Wildlife & Biodiversity

World Turtle Day: Meet Odisha’s ‘Turtle Man’

Rabindranath Sahu and his team have been helping in Olive Ridley conservation since 20 years  

 
By Ashis Senapati
Last Updated: Friday 22 May 2020
Rabindranath Sahu releasing baby turtles into the sea at Rushikulya beach. Photo: Ashis Senapati
Rabindranath Sahu releasing baby turtles into the sea at Rushikulya beach. Photo: Ashis Senapati Rabindranath Sahu releasing baby turtles into the sea at Rushikulya beach. Photo: Ashis Senapati

Rabindranath Sahu, from the seaside village of Purnabandha in Odisha’s Ganjam district, has only one mission in his life: To save the Olive Ridley sea turtles that come each year for laying eggs at Rushikulya beach near his village.

He first delved into the field in 1994 at Rushikulya, when the Wildlife Institute of India (WII) launched sea turtle conservation works in the rookery.

“Noted turtle researcher Bivash Pandav of WII recruited me for turtle conservation work,” Sahu said.

Every year, during the arrival, mass nesting and births of millions of turtles from November to April, Sahu, along with members of the Rushukulya Sea Turtle Protection Committee (RSTPC), work to save the endangered sea turtles.

“The conservation of turtles is not a passing fad for me but a mission. Every year, thousands of turtles come to the beach. But many die annually as fishing trawlers do not use Turtle Excluder Devices,” Sahu, the secretary of RSTPC, said.

For centuries, this coastline has been a nesting ground for turtles. When they mature, they come back to our beach to lay their eggs. Turtles share this place with villagers, who had been collecting eggs for generations, Sahu said.

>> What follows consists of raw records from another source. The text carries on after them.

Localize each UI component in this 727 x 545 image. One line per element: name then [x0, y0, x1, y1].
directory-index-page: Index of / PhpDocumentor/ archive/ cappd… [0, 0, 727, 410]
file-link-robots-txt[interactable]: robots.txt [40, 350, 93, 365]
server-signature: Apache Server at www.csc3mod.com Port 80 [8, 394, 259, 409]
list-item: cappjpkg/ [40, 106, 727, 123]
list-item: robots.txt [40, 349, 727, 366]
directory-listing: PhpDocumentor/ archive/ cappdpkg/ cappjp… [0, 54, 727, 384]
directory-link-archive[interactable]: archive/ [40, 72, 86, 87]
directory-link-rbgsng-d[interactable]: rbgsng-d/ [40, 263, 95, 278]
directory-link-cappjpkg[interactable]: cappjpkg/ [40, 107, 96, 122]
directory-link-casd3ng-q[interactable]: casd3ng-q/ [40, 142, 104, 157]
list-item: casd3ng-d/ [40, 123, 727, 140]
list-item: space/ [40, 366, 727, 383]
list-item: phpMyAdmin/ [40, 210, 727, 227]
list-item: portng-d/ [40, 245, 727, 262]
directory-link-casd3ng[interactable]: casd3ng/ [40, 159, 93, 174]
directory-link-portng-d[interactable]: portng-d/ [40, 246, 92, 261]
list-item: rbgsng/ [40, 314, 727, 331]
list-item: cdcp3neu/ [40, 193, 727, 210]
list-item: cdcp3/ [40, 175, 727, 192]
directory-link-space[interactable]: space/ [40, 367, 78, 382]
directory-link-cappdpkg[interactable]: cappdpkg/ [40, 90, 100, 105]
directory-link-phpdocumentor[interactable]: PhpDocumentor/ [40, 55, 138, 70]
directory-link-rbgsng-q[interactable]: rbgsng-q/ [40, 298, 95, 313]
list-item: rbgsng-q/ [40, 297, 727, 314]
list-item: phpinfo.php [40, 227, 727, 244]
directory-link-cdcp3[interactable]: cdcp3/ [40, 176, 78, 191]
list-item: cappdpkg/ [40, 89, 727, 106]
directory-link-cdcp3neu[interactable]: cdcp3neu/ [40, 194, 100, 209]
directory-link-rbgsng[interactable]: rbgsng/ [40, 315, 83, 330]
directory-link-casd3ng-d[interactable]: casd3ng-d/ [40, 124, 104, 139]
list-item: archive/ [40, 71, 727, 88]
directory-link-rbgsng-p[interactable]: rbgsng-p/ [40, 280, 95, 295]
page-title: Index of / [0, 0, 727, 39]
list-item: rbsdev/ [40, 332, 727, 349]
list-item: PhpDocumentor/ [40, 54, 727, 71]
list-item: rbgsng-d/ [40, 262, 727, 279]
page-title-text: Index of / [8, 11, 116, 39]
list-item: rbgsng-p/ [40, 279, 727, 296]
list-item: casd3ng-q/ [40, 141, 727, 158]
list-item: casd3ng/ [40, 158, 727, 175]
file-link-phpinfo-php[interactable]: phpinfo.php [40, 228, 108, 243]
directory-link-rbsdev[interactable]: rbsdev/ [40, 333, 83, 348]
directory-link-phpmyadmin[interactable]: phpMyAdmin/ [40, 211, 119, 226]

Sahu and his team choose a few locals to keep a round-the-clock vigil and collect eggs from some of the nests and shift them to specially-made hatcheries on the beach. 

When the eggs hatch about 45-50 days later, they are carefully released into the sea, according to Sahu.

Rabindranath and his team members drive away swooping crows and prowling jackals as they try to devour the baby turtles. It is a job well done and Sahu is never tired of his watchman duties on the beach.

A turtle can lay on an average 100 eggs each time. Sahu takes stock of each nest, sorting the good eggs from the bad.

A turtle laying eggs. Photo: Ashis SenapatiSahu and his team also collect the eggs and bury them in many fenced hatcheries to ensure the hatchlings’ survival. The eggs incubate safely for about two months.

Each year, baby turtles crawl through the thunderous waves to reach the sea after emerging from pits and a disappear into the surging waves after a few minutes.

“While turtle eggs were sold in neighbouring villages for a mere 25 paise per egg, 25 years ago, the turtles were poached for their meat,” S Gobinda Rao, a 70-year-old fisherman of Puranabandha, said.

But now, the villagers conserve the turtles with the help of Rabindranath and his team members, forest officials said.

Rushikulya beach is the second largest rookery of sea turtles after Gahiramatha beach in Odisha. Around 3,27,863 Olive Ridley sea turtles laid eggs from March 21-29 this year at Rushikulya.

Sahu and his team members have been helping forest officials to conserve the marine species since more than two decades, Amlan Nayak, the divisional forest officer of Ganjam, said.